Recrutement sous la contrainte (07/03/2016)

Les jurys du préaccord collégial dépouillent illégitimement et illégalement les chefs d’établissements des prérogatives que la loi leur accorde. Mais les directions diocésaines ne se contentent pas de cette demi-usurpation. Elles se comportent en propriétaires des établissements, traitent les chefs d’établissement comme de vulgaires subordonnés et emploient des méthodes qui dépouillent les écoles des dernières miettes de leur liberté. L’exemple de Paris est éloquent.

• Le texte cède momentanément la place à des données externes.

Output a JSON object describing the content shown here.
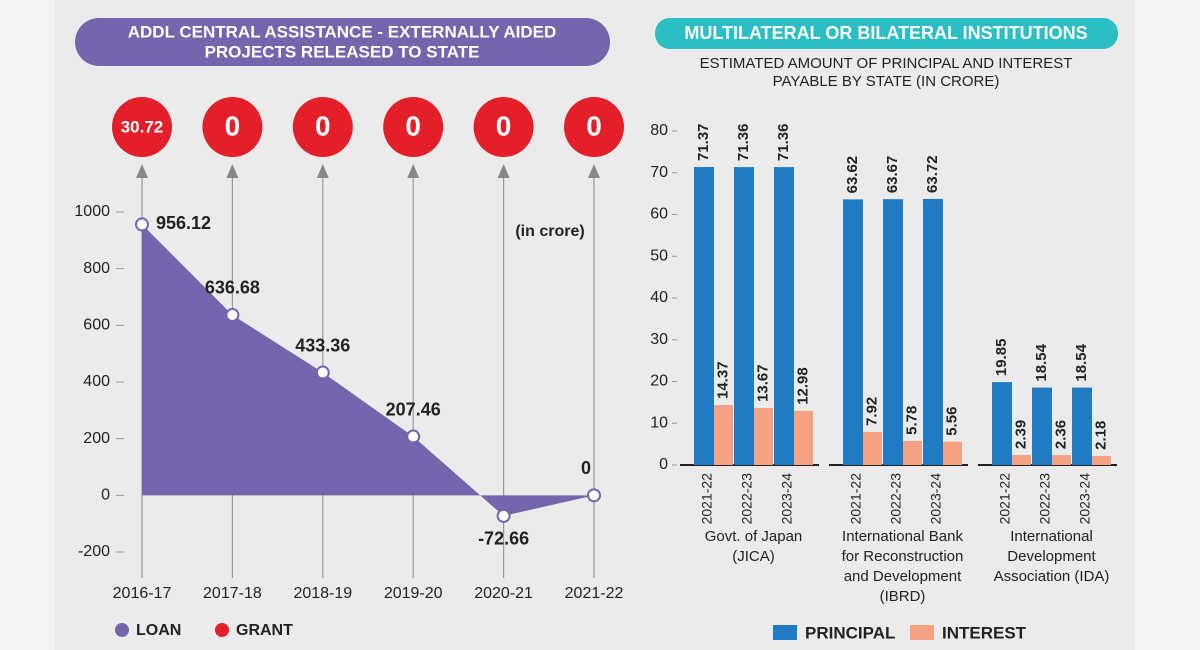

La loi Debré de 1959 prévoit que les professeurs de l’enseignement privé sont recrutés par les chefs d’établissements parmi les lauréats d’un concours identique au C.A.P.E.S., mais qui est un concours d’aptitude et non de recrutement. C’est ce qui explique que le C.A.F.E.P. compte plus de lauréats que de postes proposés. La direction diocésaine élimine les lauréats « surnuméraires » au moyen des jurys de la C.A.A.C., qui sont illégaux puisque la direction diocésaine n’a aucun lien juridique avec les professeurs, et illégitimes puisqu’ils empiètent sur les prérogatives des directeurs.

Mais, après avoir limité le choix des directeurs en ramenant le nombre de lauréats au nombre de postes disponibles, elle se garde bien de transmettre la liste des lauréats (établie par le rectorat) telle quelle aux chefs d’établissements. Car elle dispose d’un service des « ressources humaines » qui prend en main le recrutement des professeurs. Ceux-ci ne sont pourtant pas ses employés, et signent un contrat de travail non avec le directeur diocésain mais avec l’organisme de gestion et le directeur de l’établissement où ils enseignent.

A Paris, ce service, dont le responsable est M. Tercinier, ne propose qu’un seul candidat pour chaque poste disponible. Et si le chef d’établissement a le toupet de refuser celui qu’on lui attribue, il doit justifier son choix, et par écrit. C’est ce qui ressort de la façon la plus claire de la circulaire adressée par M. Tercinier à propos des « mouvements intradiocésains », en janvier 2015. Depuis les accords Lang-Cloupet de 1992, le « mouvement » des professeurs obéit dans le privé aux mêmes règles que dans le public. C’est ce qui explique que cette circulaire de deux pages et demie soit accompagnée de pas moins de huit pièces annexes.

Ce qu’il faut en retenir est la phrase suivante : « En cas de refus de nomination par un chef d’établissement, celui-ci doit motiver son refus par écrit. » Vous avez bien lu. C’est bien la direction diocésaine qui nomme, et la seule latitude qui reste au directeur est d’accepter ou de refuser cette nomination. Et encore, en cas de refus, doit-il se justifier par écrit.

Il faut avoir conscience que si un chef d’établissement osait écarter ouvertement un candidat parce qu’il n’est pas catholique, ou qu’il mène une vie contraire à celle que préconise la morale catholique, il tomberait sous le coup des lois contre la discrimination. Il est donc dans une position intenable. D’autant plus qu’il courrait le risque de déplaire à la direction diocésaine (qui s’est arrogé le droit de le nommer lui-même…), laquelle pourrait lui envoyer un candidat encore moins à son goût, ou le faire lanterner afin de lui pourrir la vie. Cela en dit long sur la notion d’« équipe pédagogique » employée à l’envi dans les « projets pédagogiques » ! Avec une telle méthode, il n’y a pas plus d’équipe pédagogique que de beurre en branche.

Voilà pourquoi un certain nombre de professeurs avisés prennent soin d’envoyer leur candidature directement aux chefs d’établissements, qui les réclament alors à la direction diocésaine. Celle-ci déteste que les directeurs prétendent exercer leur droit légal à recruter les professeurs. C’est ce qui explique l’exclamation furieuse de M. Tercinier, apprenant qu’un professeur qui n’était pas à son goût avait pu être recruté par un établissement : « Mais comment avez-vous pu arriver là ? »

Avantage subsidiaire, ce système pesant et coûteux permet à la direction diocésaine de diviser pour régner. A un directeur soucieux de faire régner un esprit vraiment catholique dans son école, on enverra les professeurs les plus rétifs à cet esprit. Quant aux professeurs qui souhaiteraient vivre et faire partager leur foi au sein d’une école catholique, on les attribuera aux directeurs qui, sous couvert de belles paroles, ne se soucient que de remplir leurs classes et d’afficher de bons résultats aux examens. Les uns et les autres seront ainsi neutralisés. Et comme le devenir professionnel des uns et des autres dépend désormais de la toute-puissante direction diocésaine, on remplace la liberté par la docilité.